Molar sulung yang mengalami hipoplasia seperti pada gigi permanen,
material restorasi tanpa ikatan kimiawi seperti amalgam, menunjukkan hasil yang
kurang optimal disebabkan karena risiko fraktur pada struktur enamel yang lemah,
sehinggan sering menyebabkan marginal leakage, karies rekuren dan keterlibatan
pulpa. Pada gigi permanen dengan DDE, fraktur pada bagian marginal diketahui
sering terjadi saat posisi margin kavitas berada pada enamel yang terkena,
biasanya terjadi karena lemahnya selubung prisma enamel dan hilangnya kekuatan
enamel. Oleh karena itu, restorasi yang dapat berikatan dengan dentin yang sama
baiknya dengan enamel seperti semen resin modified glass-ionomer dan polyacid
modified composite resin biasanya dapat digunakan untuk sealing dan merestorasi
lesi yang kecil pada gigi sulung dengan DDE.
Stainless steel crown merupakan pilihan restorasi untuk gigi sulung dan
molar permanen yang mengalami hipoplasia karena memiliki durabilitas yang
tinggi dan perlindungan terbaik pada fraktur. Pada kebanyakan gigi sulung,
stainless steel crown paling baik di tempatkan dengan teknik konservatif melalui
pengurangan struktur gigi minimal dan menggunakan separator untuk membuat
jarak interproksimal. Teknik ini pertama kali diusulkan oleh Seow untuk
melindungi gigi dengan pulpa besar yang berhubungan dengan pertumbuhan yang
tidak normal, seperti penempatan stainless steel crown pada molar sulung dan
permanen yang mengalami hipoplasia. Metode ini mengurangi sensitifitas yang
biasa terjadi pada gigi hipoplasia, membantu mengembalikan struktur gigi, dan
menjaga jarak dan ketinggian mahkota. Metode konservatif pada penempatan
mahkota juga digunakan pada teknik Hall untuk merestorasi gigi karies saat
stainless steel crown ditempatkan pada gigi sulung yang berlubangg dengan
minimal atau tanpa penghilangan karies atau preparasi gigi. Meskipun teknik Hall
dianjurkan oleh beberapa penulis, keuntungan klinis dari restorasi molar sulung
pada anak usia balita yang mengalami ECC perlu dikaji lebih lanjut.
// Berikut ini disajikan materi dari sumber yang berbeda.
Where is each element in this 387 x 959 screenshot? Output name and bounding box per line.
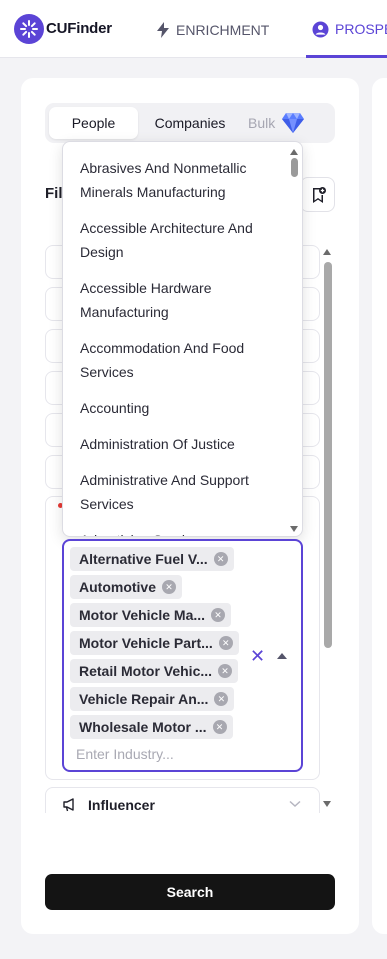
diamond-icon bbox=[282, 113, 305, 133]
remove-chip-icon[interactable]: ✕ bbox=[214, 692, 229, 706]
chevron-down-icon[interactable] bbox=[289, 800, 301, 808]
tab-companies[interactable]: Companies bbox=[140, 107, 240, 139]
remove-chip-icon[interactable]: ✕ bbox=[218, 636, 233, 650]
nav-prospect-label: PROSPE bbox=[335, 21, 387, 37]
tab-bulk-label: Bulk bbox=[248, 115, 276, 131]
lightning-icon bbox=[157, 22, 169, 38]
industry-option[interactable]: Accessible Hardware Manufacturing bbox=[80, 276, 280, 324]
industry-option[interactable]: Abrasives And Nonmetallic Minerals Manuf… bbox=[80, 156, 280, 204]
bookmark-add-icon bbox=[312, 186, 326, 203]
scroll-down-arrow-icon[interactable] bbox=[323, 801, 331, 807]
selected-industry-chip: Alternative Fuel V... ✕ bbox=[70, 547, 234, 571]
list-scroll-down-icon[interactable] bbox=[290, 526, 298, 532]
save-filter-button[interactable] bbox=[300, 177, 335, 212]
industry-input-placeholder[interactable]: Enter Industry... bbox=[76, 746, 174, 762]
industry-option[interactable]: Administrative And Support Services bbox=[80, 468, 280, 516]
scroll-up-arrow-icon[interactable] bbox=[323, 249, 331, 255]
industry-option[interactable]: Accounting bbox=[80, 396, 280, 420]
clear-all-icon[interactable]: ✕ bbox=[250, 647, 265, 665]
industry-option[interactable]: Accessible Architecture And Design bbox=[80, 216, 280, 264]
list-scroll-up-icon[interactable] bbox=[290, 149, 298, 155]
filters-heading: Fil bbox=[45, 185, 63, 202]
selected-industry-chip: Vehicle Repair An... ✕ bbox=[70, 687, 235, 711]
user-circle-icon bbox=[312, 21, 329, 37]
active-nav-indicator bbox=[306, 55, 387, 58]
nav-enrichment-label: ENRICHMENT bbox=[176, 22, 270, 38]
nav-prospect[interactable]: PROSPE bbox=[312, 0, 387, 58]
remove-chip-icon[interactable]: ✕ bbox=[213, 552, 228, 566]
industry-option[interactable]: Administration Of Justice bbox=[80, 432, 280, 456]
tab-bulk[interactable]: Bulk bbox=[248, 107, 305, 139]
remove-chip-icon[interactable]: ✕ bbox=[212, 720, 227, 734]
selected-industry-chip: Automotive ✕ bbox=[70, 575, 182, 599]
cufinder-logo-icon[interactable] bbox=[14, 14, 44, 44]
selected-industry-chip: Motor Vehicle Part... ✕ bbox=[70, 631, 239, 655]
list-scrollbar[interactable] bbox=[291, 158, 298, 177]
selected-industry-chip: Motor Vehicle Ma... ✕ bbox=[70, 603, 232, 627]
selected-industry-chip: Retail Motor Vehic... ✕ bbox=[70, 659, 239, 683]
megaphone-icon bbox=[63, 798, 74, 812]
industry-options-list[interactable]: Abrasives And Nonmetallic Minerals Manuf… bbox=[62, 141, 303, 537]
remove-chip-icon[interactable]: ✕ bbox=[211, 608, 226, 622]
collapse-caret-icon[interactable] bbox=[277, 653, 287, 659]
selected-industry-chip: Wholesale Motor ... ✕ bbox=[70, 715, 233, 739]
nav-enrichment[interactable]: ENRICHMENT bbox=[156, 22, 269, 38]
industry-option[interactable]: Accommodation And Food Services bbox=[80, 336, 280, 384]
tab-people[interactable]: People bbox=[49, 107, 138, 139]
industry-option[interactable]: Advertising Services bbox=[80, 528, 280, 536]
influencer-label: Influencer bbox=[88, 797, 155, 813]
results-panel bbox=[372, 78, 387, 934]
panel-scrollbar[interactable] bbox=[324, 262, 332, 648]
list-fade bbox=[35, 813, 335, 827]
remove-chip-icon[interactable]: ✕ bbox=[218, 664, 233, 678]
search-button[interactable]: Search bbox=[45, 874, 335, 910]
brand-name[interactable]: CUFinder bbox=[46, 20, 112, 37]
remove-chip-icon[interactable]: ✕ bbox=[162, 580, 176, 594]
Penulis
merekomendasikan teknik Hall dapat digunakan untuk restorasi stainless steel
crown pada molar sulung yang mengalami hipoplasia pada anak yang tidak bisa
dilakukan sedasi atau anestesi umum.

KESIMPULAN
DDE pada gigi sulung dapat terjadi sebagai hasil dari berbagai faktor
etiologi herediter dan dapatan juga dapat menyebabkan hipersensitivitas gigi dan
estetik yang kurang baik. Komplikasi hipoplasia enamel termasuk meningkatnya
risiko karies dan tooth wear. Perlindungan enamel dibutuhkan, preventive care
yang efektif dan monitoring. Oleh karena itu, perawatan defek enamel gigi sulung
meliputi deteksi dini, perawatan pencegahan seperti sealants dan agen
remineralisasi dan restorasi jangka waktu panjang seperti stainless steel crown
untuk molar dan resin komposit pada gigi anterior.